Dieses Manuskript dient ausschließlich der fachlichen Information und Vorbereitung eines Vortrags. Es ersetzt keine auf den Einzelfall bezogene steuerliche oder rechtliche Beratung und erhebt keinen Anspruch auf Vollständigkeit.

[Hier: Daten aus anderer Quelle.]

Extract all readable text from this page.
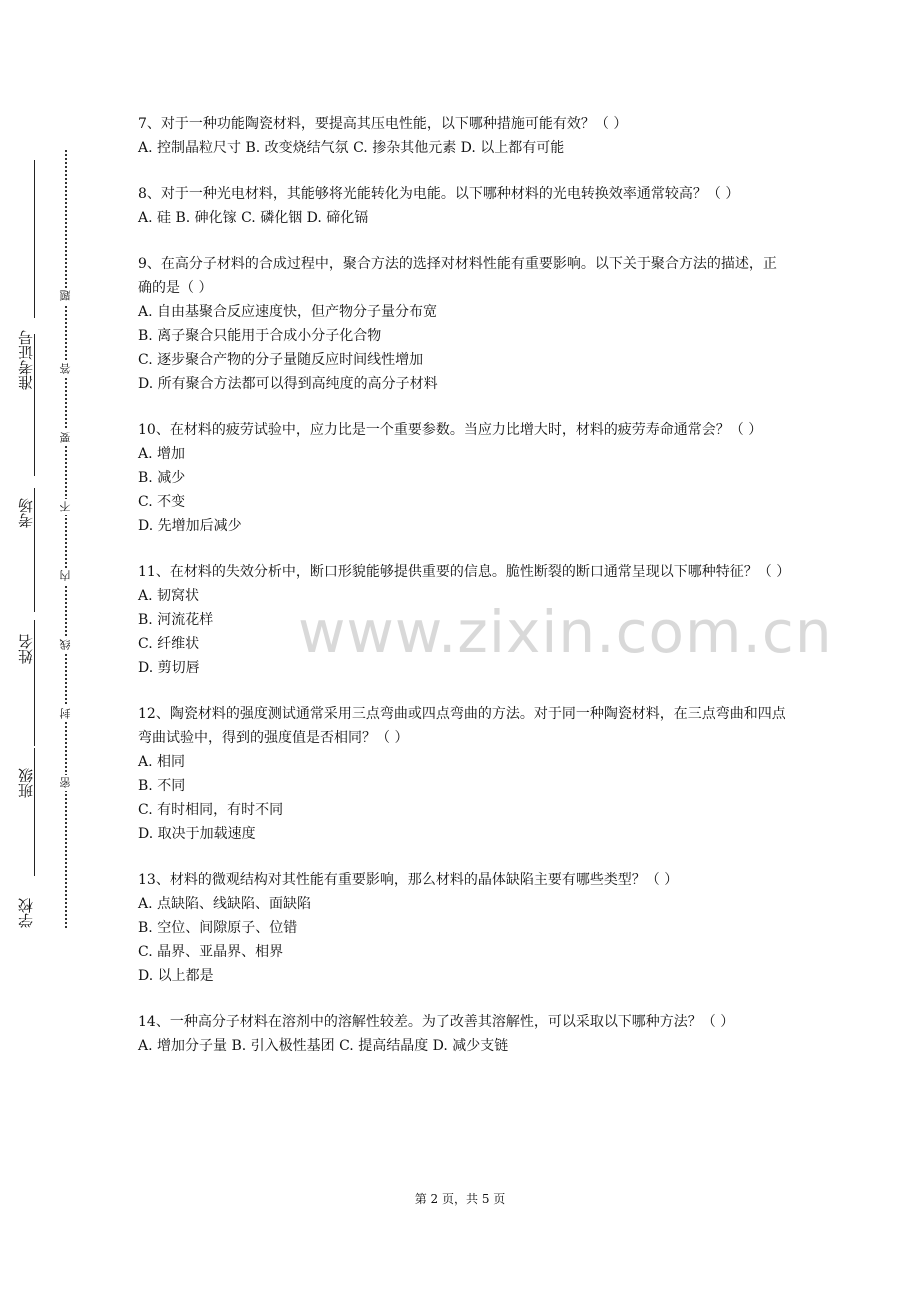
学校
班级
姓名
考场
准考证号
密
封
线
内
不
要
答
题
www.zixin.com.cn

7、对于一种功能陶瓷材料，要提高其压电性能，以下哪种措施可能有效？（ ）

A. 控制晶粒尺寸 B. 改变烧结气氛 C. 掺杂其他元素 D. 以上都有可能

8、对于一种光电材料，其能够将光能转化为电能。以下哪种材料的光电转换效率通常较高？（ ）

A. 硅 B. 砷化镓 C. 磷化铟 D. 碲化镉

9、在高分子材料的合成过程中，聚合方法的选择对材料性能有重要影响。以下关于聚合方法的描述，正确的是（ ）

A. 自由基聚合反应速度快，但产物分子量分布宽

B. 离子聚合只能用于合成小分子化合物

C. 逐步聚合产物的分子量随反应时间线性增加

D. 所有聚合方法都可以得到高纯度的高分子材料

10、在材料的疲劳试验中，应力比是一个重要参数。当应力比增大时，材料的疲劳寿命通常会？（ ）

A. 增加

B. 减少

C. 不变

D. 先增加后减少

11、在材料的失效分析中，断口形貌能够提供重要的信息。脆性断裂的断口通常呈现以下哪种特征？（ ）

A. 韧窝状

B. 河流花样

C. 纤维状

D. 剪切唇

12、陶瓷材料的强度测试通常采用三点弯曲或四点弯曲的方法。对于同一种陶瓷材料，在三点弯曲和四点弯曲试验中，得到的强度值是否相同？（ ）

A. 相同

B. 不同

C. 有时相同，有时不同

D. 取决于加载速度

13、材料的微观结构对其性能有重要影响，那么材料的晶体缺陷主要有哪些类型？（ ）

A. 点缺陷、线缺陷、面缺陷

B. 空位、间隙原子、位错

C. 晶界、亚晶界、相界

D. 以上都是

14、一种高分子材料在溶剂中的溶解性较差。为了改善其溶解性，可以采取以下哪种方法？（ ）

A. 增加分子量 B. 引入极性基团 C. 提高结晶度 D. 减少支链

第 2 页，共 5 页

Maßgeblich bleiben die jeweils geltende Gesetzesfassung, die hierzu ergehende Rechtsprechung und die veröffentlichte Verwaltungsauffassung.

11. Anhang: Prüfschema, Fallgruppen und Praxishinweise

11.1 Prüfschema zur Anwendung des § 15 AStG-E

Für Vortrag und Beratungspraxis empfiehlt sich ein strukturiertes Prüfschema, das die Tatbestandsvoraussetzungen und die Rechtsfolgen in einer klaren Reihenfolge abarbeitet. Das nachfolgende Schema ist als orientierender Leitfaden zu verstehen und ersetzt keine Einzelfallprüfung.[1]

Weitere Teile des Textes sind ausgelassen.